The proportion of the elderly population in developed countries is increasing rapidly. According to the United Nations, the most significant increase is expected to occur in Japan [1]. The proportion of Japanese citizens aged >65 years has reached 29% by 2022, and it is expected to increase to 36% by 2050. In recent years, the incidence of soft tissue sarcoma (STS) in older patients has been increasing, and older age has been reported as one of the factors indicating a poor prognosis [2]. Although radical resection is important in the treatment of STS, a less aggressive treatment is sometimes selected for elderly patients because of comorbidities and decreased performance status.
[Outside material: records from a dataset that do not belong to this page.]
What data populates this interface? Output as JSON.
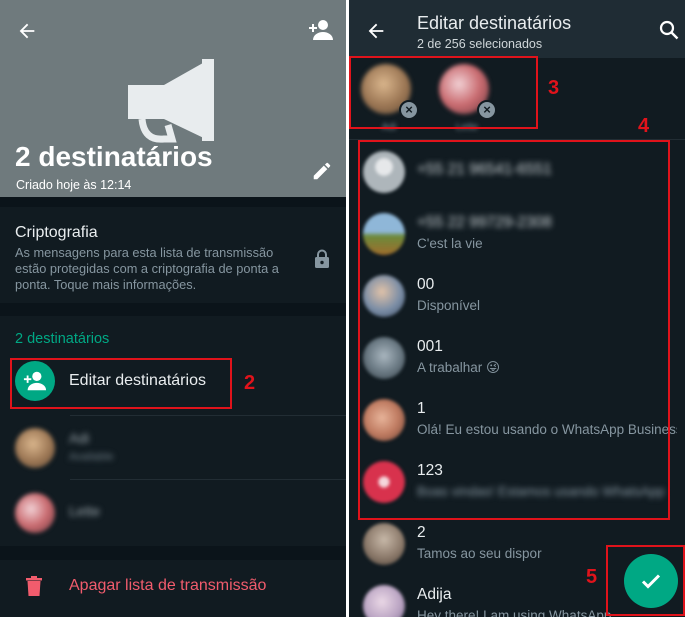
{
  "left_panel": {
    "title": "2 destinatários",
    "created": "Criado hoje às 12:14",
    "crypto": {
      "heading": "Criptografia",
      "text": "As mensagens para esta lista de transmissão estão protegidas com a criptografia de ponta a ponta. Toque mais informações."
    },
    "recipients_count": "2 destinatários",
    "edit_label": "Editar destinatários",
    "members": [
      {
        "name": "Adi",
        "status": "Available"
      },
      {
        "name": "Lette",
        "status": ""
      }
    ],
    "delete_label": "Apagar lista de transmissão"
  },
  "right_panel": {
    "title": "Editar destinatários",
    "subtitle": "2 de 256 selecionados",
    "selected": [
      {
        "name": "Adi"
      },
      {
        "name": "Lette"
      }
    ],
    "contacts": [
      {
        "name": "+55 21 96541-6551",
        "status": ""
      },
      {
        "name": "+55 22 99729-2308",
        "status": "C'est la vie"
      },
      {
        "name": "00",
        "status": "Disponível"
      },
      {
        "name": "001",
        "status": "A trabalhar 😜"
      },
      {
        "name": "1",
        "status": "Olá! Eu estou usando o WhatsApp Business."
      },
      {
        "name": "123",
        "status": "Boas vindas! Estamos usando WhatsApp"
      },
      {
        "name": "2",
        "status": "Tamos ao seu dispor"
      },
      {
        "name": "Adija",
        "status": "Hey there! I am using WhatsApp."
      }
    ]
  },
  "annotations": [
    "2",
    "3",
    "4",
    "5"
  ],
  "colors": {
    "accent": "#00a884",
    "danger": "#f15c6d",
    "annotation": "#e0131b"
  }
}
However, in recent years, the surgical treatment of elderly patients with STS has been reported to improve their prognoses. Most of these studies included patients with STS aged ≥65 years, ≥70 years, and at most ≥80 years [2‒9]. Furthermore, a few reports on patients with STS aged ≥85 years have also indicated that surgical treatment improves prognosis [10, 11].

Recent reports indicate that surgical treatment improves the prognosis of femoral neck fractures, even in patients aged ≥90 years [12]. Due to the aging population in Japan, patients with STS aged ≥90 years accounted for approximately 1.0% of all patients with STS in 2009; however, the proportion of patients in this age group increased to 2.5% in 2021 [13, 14]. Aggressive treatment was often not administered to patients with STS aged ≥90 years. Nevertheless, as the population continues to age, consideration of treatment strategies for elderly individuals with STS becomes critical. This study aimed to analyze the clinical features and prognostic factors of STS in elderly patients aged ≥90 years.

Subjects

We retrospectively identified patients aged ≥90 years with STS involving the extremities or trunk who were treated at our two hospitals between 1994 and 2022. Patient records were searched to collect data, including age, sex, histological subtype, malignancy, anatomical tumor location, size, period from onset to consultation, presence or absence of unplanned excision, metastasis at diagnosis, the American Society of Anesthesiologists physical status (ASA-PS) classification system [15], primary tumor treatment, local and distant relapse, follow-up period, and outcomes. Soft tissue sarcoma specimens were classified using the French Federation of Cancer Center Sarcoma Group system, which includes mitotic index, necrosis extension, and histological differentiation [16]. Additionally, we collected information on the type of local therapy and surgical margins (Enneking staging system) of patients who underwent surgery [17]. In the absence of any events, patients were de-identified at the last follow-up.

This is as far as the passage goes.